Un groupe de députés vient de déposer une Loi le 24 octobre 2018 pour interdire aux trottinettes électriques de circuler sur les trottoirs plus vite. La ministre des Transports Elizabeth Borne prévoyait pourtant déjà d’intégrer cette interdiction à la Loi d’orientation des mobilités qui sera en débat au parlement dès novembre 2018. Les députés alertent sur le nombre d’accidents causés par les trottinettes électriques, mais aussi les monocycles, gyropodes et gyroskates électriques. Cette Loi déposée dans l’urgence interdirait à ces véhicules de circuler sur les trottoirs au-delà de 6 km/h et les autoriserait sur les piste cyclables jusqu’à 25 km/h. 

trottinette elecrique

L’interdiction des trottinettes électriques sur les trottoirs fait désormais presque figure de formalité. La ministre des Transports a en effet déjà annoncé son intention d’interdire les trottinettes électriques sur les trottoirs dans la Loi d’orientation des mobilités qui doit être débattue en novembre. Pourtant, le flou juridique demeure sur la place de ces engins sur la voie publique. Si bien qu’à l’heure actuelle, ces nouveaux modes de transports, associés de facto aux piétons, provoquent un nombre inquiétant d’accidents.

Trottinettes électriques : des députés déposent une loi pour faire avancer le dossier plus vite

Les trottinettes électriques permettent en effet de circuler parfois bien au-delà de 25 km/h.

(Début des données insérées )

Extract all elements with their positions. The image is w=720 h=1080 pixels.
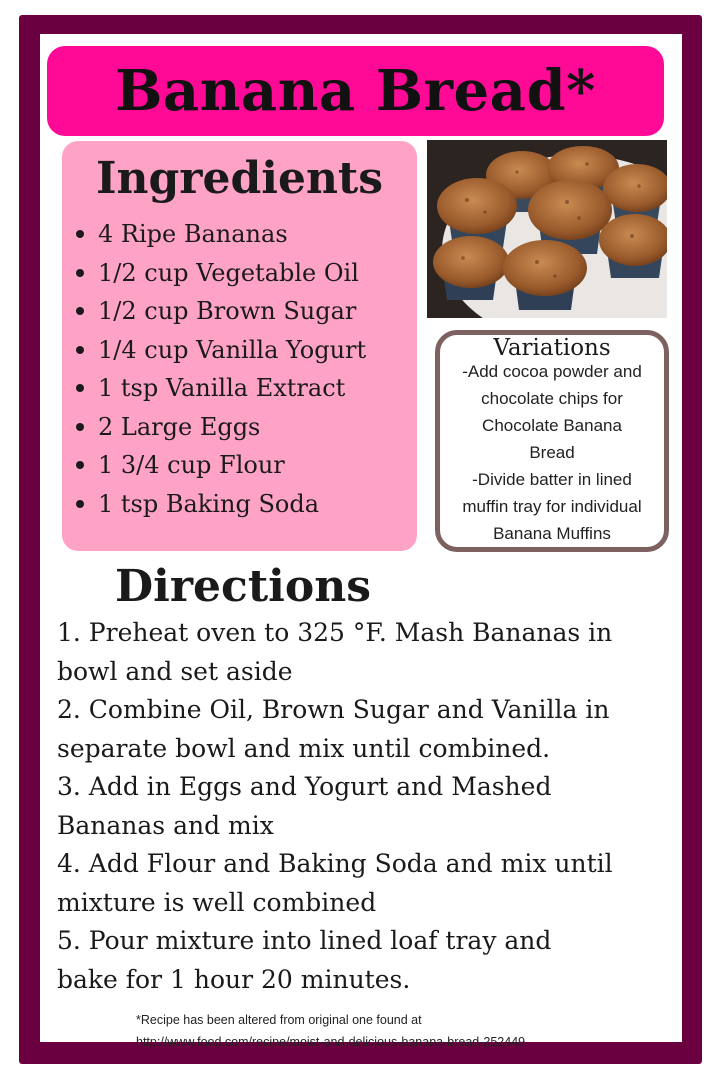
variation-line: Bread <box>529 443 575 462</box>
ingredient-item: 4 Ripe Bananas <box>76 218 366 257</box>
banana-muffins-photo <box>427 140 667 318</box>
muffins-illustration <box>427 140 667 318</box>
directions-heading: Directions <box>115 561 371 612</box>
bullet-icon <box>76 346 84 354</box>
variation-line: Chocolate Banana <box>482 416 622 435</box>
bullet-icon <box>76 423 84 431</box>
title-banner <box>47 46 664 136</box>
bullet-icon <box>76 269 84 277</box>
ingredient-item: 1/2 cup Vegetable Oil <box>76 257 366 296</box>
variation-line: -Divide batter in lined <box>472 470 632 489</box>
bullet-icon <box>76 384 84 392</box>
recipe-title: Banana Bread* <box>115 58 596 124</box>
direction-line: 2. Combine Oil, Brown Sugar and Vanilla in <box>57 695 610 724</box>
variations-text <box>444 358 660 547</box>
ingredient-item: 1 tsp Vanilla Extract <box>76 372 366 411</box>
ingredient-item: 2 Large Eggs <box>76 411 366 450</box>
direction-line: 1. Preheat oven to 325 °F. Mash Bananas in <box>57 618 613 647</box>
footnote <box>136 1009 676 1053</box>
bullet-icon <box>76 461 84 469</box>
ingredients-heading: Ingredients <box>95 153 384 204</box>
ingredient-item: 1/4 cup Vanilla Yogurt <box>76 334 366 373</box>
variation-line: muffin tray for individual <box>462 497 642 516</box>
bullet-icon <box>76 230 84 238</box>
ingredients-list <box>76 218 366 526</box>
ingredients-panel <box>62 141 417 551</box>
direction-line: Bananas and mix <box>57 810 274 840</box>
variation-line: Banana Muffins <box>493 524 611 543</box>
footnote-text: *Recipe has been altered from original one found at <box>136 1013 422 1027</box>
direction-line: 3. Add in Eggs and Yogurt and Mashed <box>57 772 552 801</box>
ingredient-item: 1/2 cup Brown Sugar <box>76 295 366 334</box>
direction-line: 4. Add Flour and Baking Soda and mix until <box>57 849 613 878</box>
bullet-icon <box>76 307 84 315</box>
bullet-icon <box>76 500 84 508</box>
variation-line: chocolate chips for <box>481 389 623 408</box>
directions-list <box>57 614 682 999</box>
variations-panel <box>435 330 669 552</box>
variation-line: -Add cocoa powder and <box>462 362 642 381</box>
direction-line: bowl and set aside <box>57 656 293 686</box>
footnote-source-link[interactable]: http://www.food.com/recipe/moist-and-delicious-banana-bread-252449 <box>136 1035 526 1049</box>
direction-line: mixture is well combined <box>57 887 377 917</box>
ingredient-item: 1 3/4 cup Flour <box>76 449 366 488</box>
direction-line: 5. Pour mixture into lined loaf tray and <box>57 926 552 955</box>
direction-line: bake for 1 hour 20 minutes. <box>57 964 411 994</box>
ingredient-item: 1 tsp Baking Soda <box>76 488 366 527</box>
variations-heading: Variations <box>493 335 611 361</box>
direction-line: separate bowl and mix until combined. <box>57 733 551 763</box>
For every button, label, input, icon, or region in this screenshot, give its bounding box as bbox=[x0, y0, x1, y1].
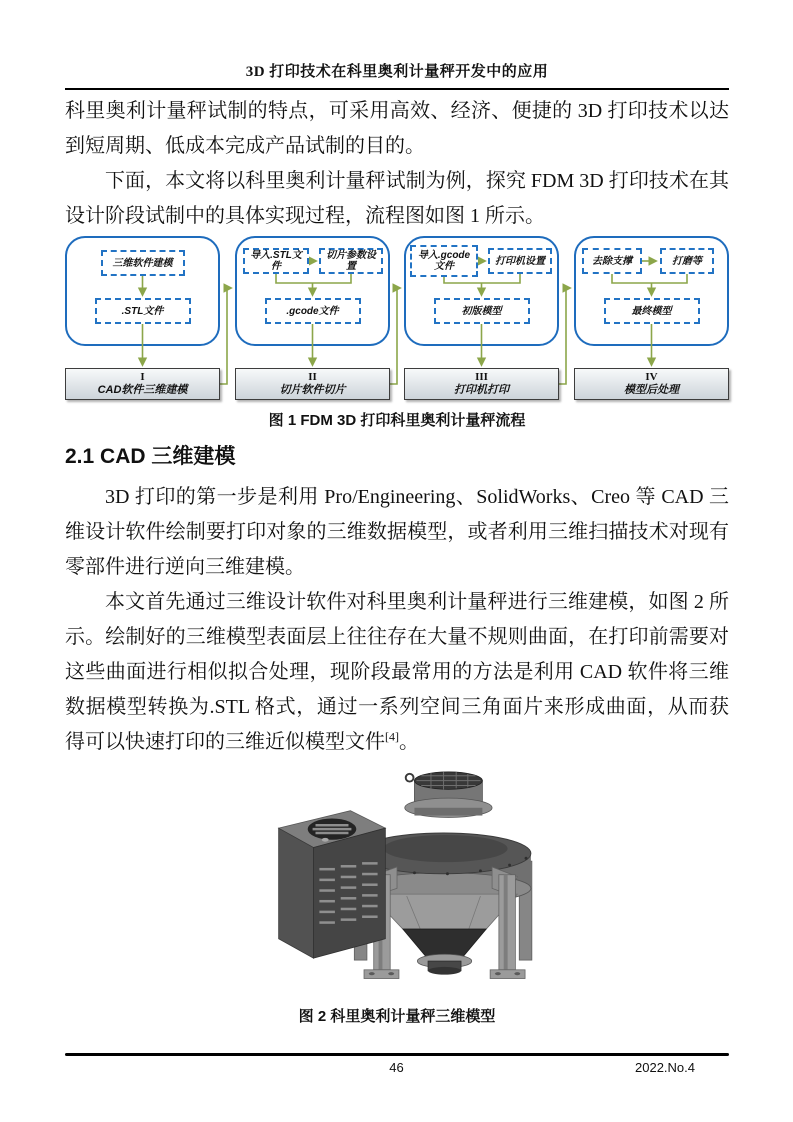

Les usagers de ces véhicules circulent souvent sur les trottoirs plus vite que l’allure des piétons (6 km/h) ou empruntent la chaussée ou les pistes cyclables où ils sont en théorie interdits. Les trottinettes électriques ne sont d’ailleurs pas les seules à foncer sur les trottoirs un peu trop vite ou à emprunter la chaussée : l’usage des monocycles, gyropodes et autres gyroskates se développe aussi.

Ainsi des députés du groupe Les Républicains ont déposé une Loi le 24 octobre 2018. Leur but : accélérer sur ce dossier sans attendre la Loi sur les mobilités. « Les nouveaux engins électriques sont en effet de plus en plus vecteurs d’accidents. Ce sont des engins rapides, silencieux, et donc dangereux. Malgré l’interdiction qui leur est faite, les trottinettes électriques envahissent les trottoirs. Or, le code de la route est très lacunaire à leur endroit. Les accidents sont nombreux, et légiférer est urgent », expliquent les parlementaires dans leur exposé des motifs (vous pouvez consulter le texte complet en cliquant sur le Via en fin d’article).

Le texte prévoit ainsi les dispositions suivantes :

  • Définir ce qu’est un « nouvel engin électrique » comme « véhicule léger unipersonnel à moteur électrique sans siège pouvant excéder 6 kilomètres par heure »
  • Rendre obligatoire la détention du brevet de sécurité routière pour les engins pouvant circuler jusqu’a 25 km/h et la détention d’un permis A1 pour les engins pouvant circuler au-delà de cette vitesse
  • Interdire leur circulation sur les trottoirs au-delà de 6 km/h
  • Autoriser leur circulation sur des pistes cyclables jusqu’à 25 km/h
  • Les soumettre aux mêmes obligations de sécurité que les cyclomoteurs, comme le port du casque
  • Rendre l’assurance de responsabilité civile obligatoire – il existe d’ailleurs déjà des contrats d’assurance spécifiques

Le texte ne prévoit étonnamment aucune disposition pour réglementer la circulation de ces engins sur la chaussée (hors piste cyclable). Bien sûr, on peut comprendre l’urgence qui motive les députés. Outre le nombre d’accidents, les entreprises fournissant des services de location de trottinettes électriques en « free floating » se retrouvent aussi dans le flou faute de cadre juridique suffisant.

A Bordeaux, ainsi, Lime a préféré arrêter son service de location de trottinettes lancé il y a un mois en attendant le vote d’un cadre juridique clair. A Toulouse la firme avait dû faire la même chose, trois jours seulement après le lancement du service. Pour autant, il est assez peu probable que cette proposition de Loi soit réellement votée – et donc qu’elle parvienne à son objectif de faire avancer le dossier plus vite.

Elle est en effet beaucoup trop redondante avec le projet de Loi de la ministre des Transports, qui doit de toute façon être débattu dès novembre. Ces députés devront donc s’armer vraisemblablement d’un peu de patience.